Cuando la relación alcanza este nivel de degeneración, ya se ha perdido la lucidez. La ira hace perder la lucidez. Porque a veces, una de las características de la ira, es la de no calmarse con el tiempo. En esos casos, incluso la distancia y el silencio, en lugar de calmar el peso de los malentendidos, lo magnifican. Por ese motivo, el apóstol Pablo -como hemos escuchado- recomienda a sus cristianos que aborden inmediatamente el problema e intenten la reconciliación, y dice así: “No permitan que la noche los sorprenda enojados”. Es importante que todo se disuelva inmediatamente, antes de la puesta del sol. Si durante el día puede surgir algún malentendido, y dos personas dejan de entenderse, percibiéndose de pronto alejadas, no hay que entregar la noche al diablo. El vicio nos mantendría despiertos en la oscuridad, rumiando nuestras razones y errores inexplicables que nunca son nuestros y siempre del otro. Es así, cuando una persona está bajo la ira, siempre, siempre dice que el problema es del otro. Nunca es capaz de reconocer los propios defectos y faltas.
En el “Padre nuestro” Jesús nos hace orar por nuestras relaciones humanas que son un terreno minado: un plan que nunca está en equilibrio perfecto. En la vida tenemos que tratar con los deudores incumplidores frente a nosotros; como ciertamente nosotros no siempre hemos amado a todos en justa medida. A algunos no les hemos devuelto el amor que se les debe. Todos somos pecadores, todos, y todos tenemos las cuentas en números rojos y somos deudores, tenemos la cuenta en rojo. Por tanto, todos tenemos que aprender a perdonar para ser perdonados. Los hombres no están juntos si no se practican también en el arte del perdón, siempre que esto sea humanamente posible. Lo que contrarresta la ira es la benevolencia, la amplitud de corazón, la mansedumbre, la paciencia.

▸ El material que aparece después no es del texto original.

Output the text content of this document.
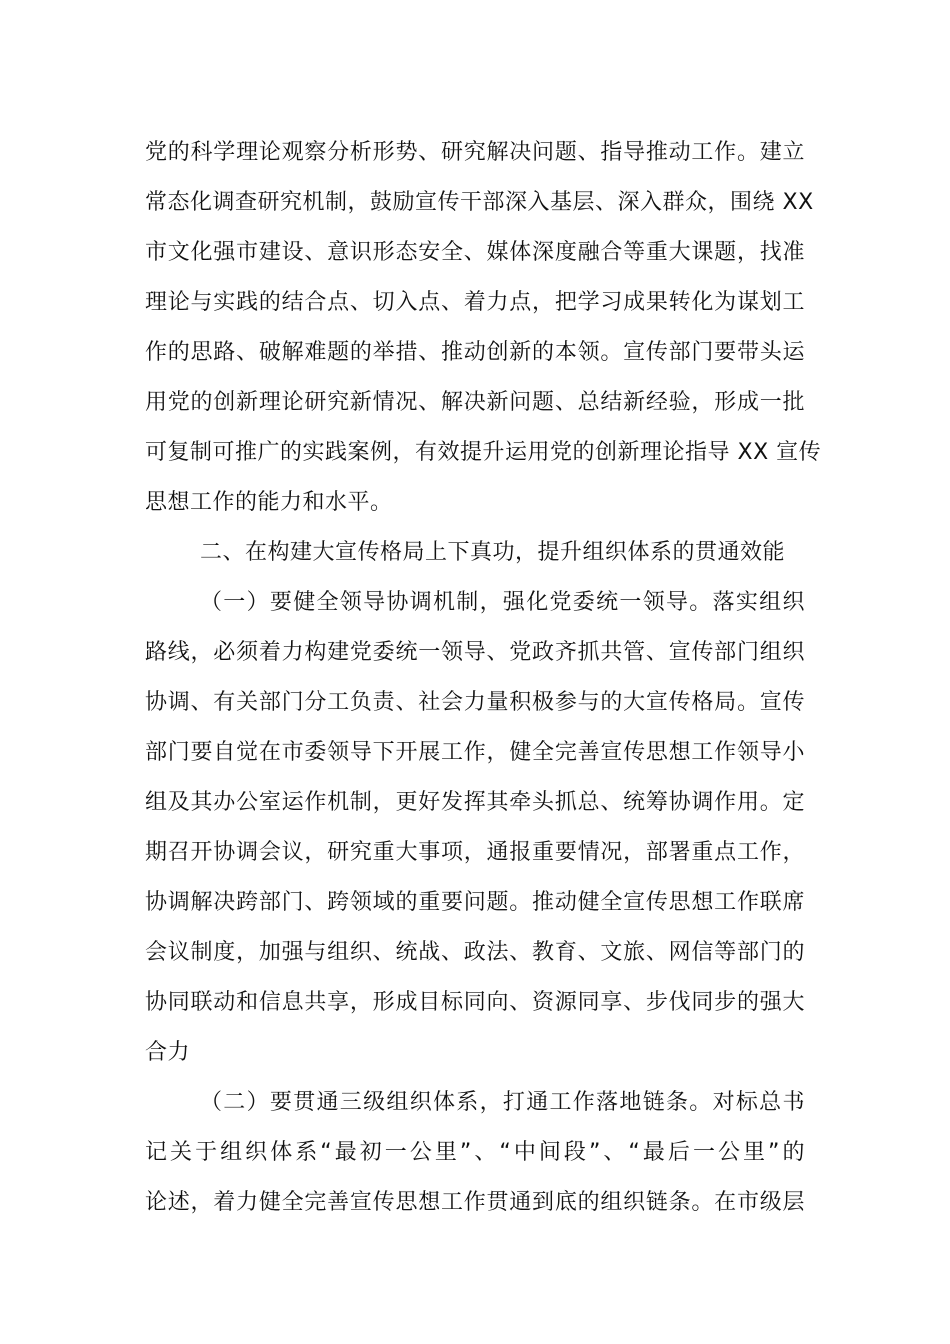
党的科学理论观察分析形势、研究解决问题、指导推动工作。建立
常态化调查研究机制，鼓励宣传干部深入基层、深入群众，围绕 XX
市文化强市建设、意识形态安全、媒体深度融合等重大课题，找准
理论与实践的结合点、切入点、着力点，把学习成果转化为谋划工
作的思路、破解难题的举措、推动创新的本领。宣传部门要带头运
用党的创新理论研究新情况、解决新问题、总结新经验，形成一批
可复制可推广的实践案例，有效提升运用党的创新理论指导 XX 宣传
思想工作的能力和水平。
二、在构建大宣传格局上下真功，提升组织体系的贯通效能
（一）要健全领导协调机制，强化党委统一领导。落实组织
路线，必须着力构建党委统一领导、党政齐抓共管、宣传部门组织
协调、有关部门分工负责、社会力量积极参与的大宣传格局。宣传
部门要自觉在市委领导下开展工作，健全完善宣传思想工作领导小
组及其办公室运作机制，更好发挥其牵头抓总、统筹协调作用。定
期召开协调会议，研究重大事项，通报重要情况，部署重点工作，
协调解决跨部门、跨领域的重要问题。推动健全宣传思想工作联席
会议制度，加强与组织、统战、政法、教育、文旅、网信等部门的
协同联动和信息共享，形成目标同向、资源同享、步伐同步的强大
合力
（二）要贯通三级组织体系，打通工作落地链条。对标总书
记关于组织体系“最初一公里”、“中间段”、“最后一公里”的
论述，着力健全完善宣传思想工作贯通到底的组织链条。在市级层
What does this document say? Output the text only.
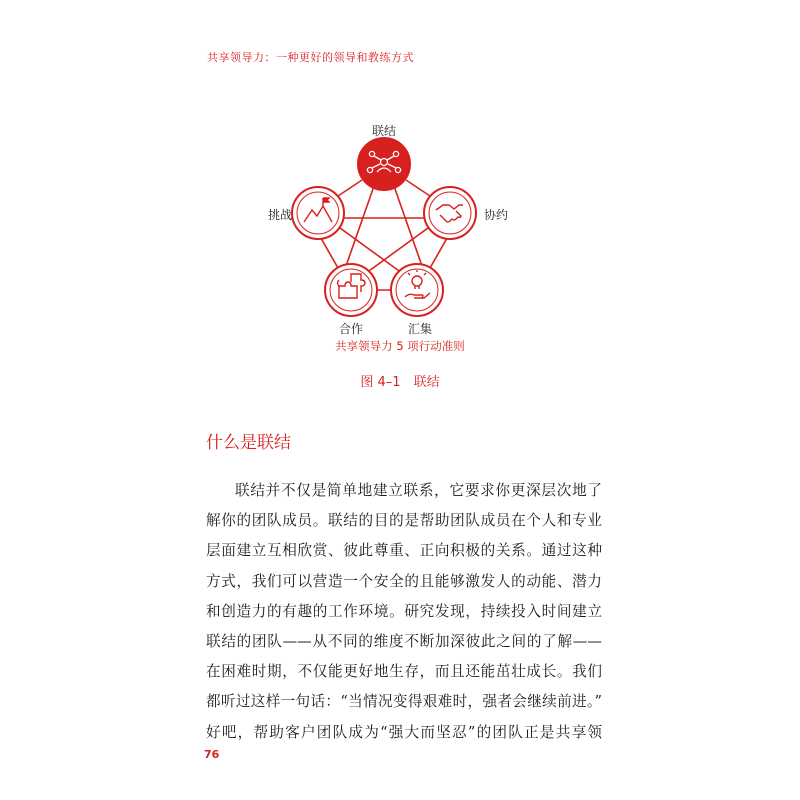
共享领导力：一种更好的领导和教练方式
联结
协约
汇集
合作
挑战
共享领导力 5 项行动准则
图 4–1　联结
什么是联结
联结并不仅是简单地建立联系，它要求你更深层次地了
解你的团队成员。联结的目的是帮助团队成员在个人和专业
层面建立互相欣赏、彼此尊重、正向积极的关系。通过这种
方式，我们可以营造一个安全的且能够激发人的动能、潜力
和创造力的有趣的工作环境。研究发现，持续投入时间建立
联结的团队——从不同的维度不断加深彼此之间的了解——
在困难时期，不仅能更好地生存，而且还能茁壮成长。我们
都听过这样一句话：“当情况变得艰难时，强者会继续前进。”
好吧，帮助客户团队成为“强大而坚忍”的团队正是共享领
76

Pero sobre el tema de la ira, hay que decir una última cosa. Es un vicio terrible, se dijo, está en el origen de las guerras y la violencia. El poema de la Ilíada describe "la cólera de Aquiles", que será causa de "luto infinito". Pero no todo lo que nace de la ira es malo. Los antiguos eran muy conscientes de que hay una parte irascible en nosotros que no puede ni debe negarse. Las pasiones son hasta cierto punto inconscientes: suceden, son experiencias de la vida. No somos responsables de la ira en su surgimiento, sino siempre en su desarrollo. Y a veces es bueno que la ira se desahogue de la manera adecuada. Si una persona no se enfada nunca, si no se indigna ante la injusticia, si no siente algo que le estremece las entrañas ante la opresión de un débil, entonces significaría que no es humana, y mucho menos cristiana.
Existe una santa indignación, que no es una ira, sino un movimiento del interior, una santa indignación. Jesús la conoció varias veces en su vida (cf.Mc 3, 5): nunca respondió al mal con el mal, pero en su alma experimentó este sentimiento y, en el caso de los mercaderes en el Templo, realizó una acción fuerte y profética, dictada no por la ira, sino por el celo para la casa del Señor (cf. Mt 21, 12-13). Debemos distinguir bien. Una cosa es el celo, la santa indignación, y otra cosa es la ira, que es mala. Nos corresponde a nosotros, con la ayuda del Espíritu Santo, encontrar la justa medida de las pasiones. Educarlas bien para que vuelvan hacia el bien, y no al mal.